Sebagai sebuah pemerintahan, Hindia-Belanda mendapat sorotan terhadap kondisi menyimpang warganya karena mereka juga memberlakukan perundang-undangan. Sejak 1918, penghinaan terhadap Rasulullah Muhammad ﷺ kerap terjadi di media cetak dan mimbar-mimbar pidato. Sebagai tokoh yang turut bertanggung jawab atas keteguhan akidah masyarakat, KH Hasyim Asy’ari tidak tinggal diam.
Karena kasus tersebut telah mengakar lama hingga akhir 1940, KH Hasyim Asy’ari dalam kesempatan Muktamar ke-15 Nahdlatul Ulama di Surabaya yang berlangsung 9-15 Desember 1940 (10-15 Dzulqo’dah 1359) menyampaikan ketegasannya terhadap para penghina Nabi. Walau demikian, secara regulasi pemerintahan tidak serta merta KH Hasyim Asy’ari bertindak sendiri, tetapi tetap melalui saluran pemerintahan yang tidak lain ialah Kolonial Belanda.

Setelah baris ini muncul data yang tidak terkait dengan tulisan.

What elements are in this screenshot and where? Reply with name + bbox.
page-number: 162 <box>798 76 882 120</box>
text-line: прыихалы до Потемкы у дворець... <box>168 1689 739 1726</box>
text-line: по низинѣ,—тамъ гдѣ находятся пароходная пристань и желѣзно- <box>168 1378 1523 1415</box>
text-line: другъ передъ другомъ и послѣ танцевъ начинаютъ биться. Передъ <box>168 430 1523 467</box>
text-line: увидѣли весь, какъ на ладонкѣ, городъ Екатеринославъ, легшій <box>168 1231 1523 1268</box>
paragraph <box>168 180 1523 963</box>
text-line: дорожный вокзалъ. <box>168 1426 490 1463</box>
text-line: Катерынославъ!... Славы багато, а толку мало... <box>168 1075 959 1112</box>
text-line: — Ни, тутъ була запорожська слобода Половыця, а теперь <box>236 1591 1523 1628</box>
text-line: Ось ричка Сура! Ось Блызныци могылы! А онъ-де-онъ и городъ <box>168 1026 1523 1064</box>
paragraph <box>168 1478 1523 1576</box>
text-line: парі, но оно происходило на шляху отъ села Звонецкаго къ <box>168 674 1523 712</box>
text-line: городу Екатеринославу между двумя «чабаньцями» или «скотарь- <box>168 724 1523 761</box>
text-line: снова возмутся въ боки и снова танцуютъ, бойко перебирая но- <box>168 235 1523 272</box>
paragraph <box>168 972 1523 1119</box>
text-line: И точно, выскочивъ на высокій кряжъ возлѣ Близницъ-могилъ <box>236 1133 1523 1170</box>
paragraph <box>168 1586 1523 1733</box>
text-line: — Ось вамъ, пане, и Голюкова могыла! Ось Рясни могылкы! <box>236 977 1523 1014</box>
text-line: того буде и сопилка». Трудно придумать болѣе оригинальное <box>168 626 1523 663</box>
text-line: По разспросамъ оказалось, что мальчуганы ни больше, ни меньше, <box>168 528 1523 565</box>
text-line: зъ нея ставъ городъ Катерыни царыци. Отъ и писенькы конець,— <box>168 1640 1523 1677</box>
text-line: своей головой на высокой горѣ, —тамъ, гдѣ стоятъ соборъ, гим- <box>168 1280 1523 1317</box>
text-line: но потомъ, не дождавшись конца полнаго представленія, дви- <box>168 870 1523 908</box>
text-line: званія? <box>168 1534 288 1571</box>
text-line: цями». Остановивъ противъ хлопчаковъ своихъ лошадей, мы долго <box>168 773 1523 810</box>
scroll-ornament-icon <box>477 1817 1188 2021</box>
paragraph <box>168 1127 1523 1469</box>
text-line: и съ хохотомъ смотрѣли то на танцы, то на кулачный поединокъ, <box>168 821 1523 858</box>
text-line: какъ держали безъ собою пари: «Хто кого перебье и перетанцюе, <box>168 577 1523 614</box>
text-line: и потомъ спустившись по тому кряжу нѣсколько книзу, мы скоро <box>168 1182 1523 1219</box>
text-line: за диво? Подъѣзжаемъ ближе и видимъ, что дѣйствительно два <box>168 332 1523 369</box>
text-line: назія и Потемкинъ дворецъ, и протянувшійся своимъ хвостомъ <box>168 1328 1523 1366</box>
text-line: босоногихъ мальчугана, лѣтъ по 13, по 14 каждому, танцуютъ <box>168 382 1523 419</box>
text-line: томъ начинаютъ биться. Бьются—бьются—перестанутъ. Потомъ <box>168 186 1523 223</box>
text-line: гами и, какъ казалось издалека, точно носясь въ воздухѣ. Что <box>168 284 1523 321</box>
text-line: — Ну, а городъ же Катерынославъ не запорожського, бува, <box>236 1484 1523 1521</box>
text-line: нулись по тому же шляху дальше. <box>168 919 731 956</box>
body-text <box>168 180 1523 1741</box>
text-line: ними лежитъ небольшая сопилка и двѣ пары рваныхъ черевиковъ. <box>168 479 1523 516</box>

Dengan menuntut ketegasan Pemerintah Hindia-Belanda, secara tidak langsung ulama pesantren ingin menunjukkan bahwa pemerintahan tidak dijalankan dengan baik dan adil karena para penghina Nabi bertebaran di media cetak dan mimbar-mimbar sehingga memunculkan gejolak akidah di tengah masyarakat. Kiai Hasyim Asy’ari melontarkan seruan ketika menyampaikan khutbah iftitah dalam Muktamar ke-15 tahun 1940 di Surabaya. Dalam salah satu penggalan khutbahnya, Kiai Hasyim Asy’ari berkata:
“Ujian bagi kita belum lah reda. Kini makin terasa betapa semakin hebatnya usaha musuh-musuh Islam hendak memadamkan cahaya Allah SWT. Berulangkali melalui media pers dan mimbar-mimbar dilancarkan serangan penghinaan terhadap junjungan kita Nabi Muhammad ﷺ. Kami sudah mendesak kepada pemerintah (Hindia-Belanda) agar menempatkan satu fasal dalam peraturan perundang-undangan tentang hukuman bagi orang-orang dan golongan dari mana pun datangnya yang menyerang kesucian Islam serta penghinaan terhadap Nabi Besar Muhammad ﷺ. Tetapi, teriakan kita itu hilang lenyap bagaikan teriakan di padang pasir. Maka sekarang tidak ada jalan lain, kita langsung memohon kepada Allah SWT, Dzat Yang Maha Pendengar dari pemohon segenap hamba-Nya.” (KH Saifuddin Zuhri, Berangkat dari Pesantren, LKiS, 2013: 206).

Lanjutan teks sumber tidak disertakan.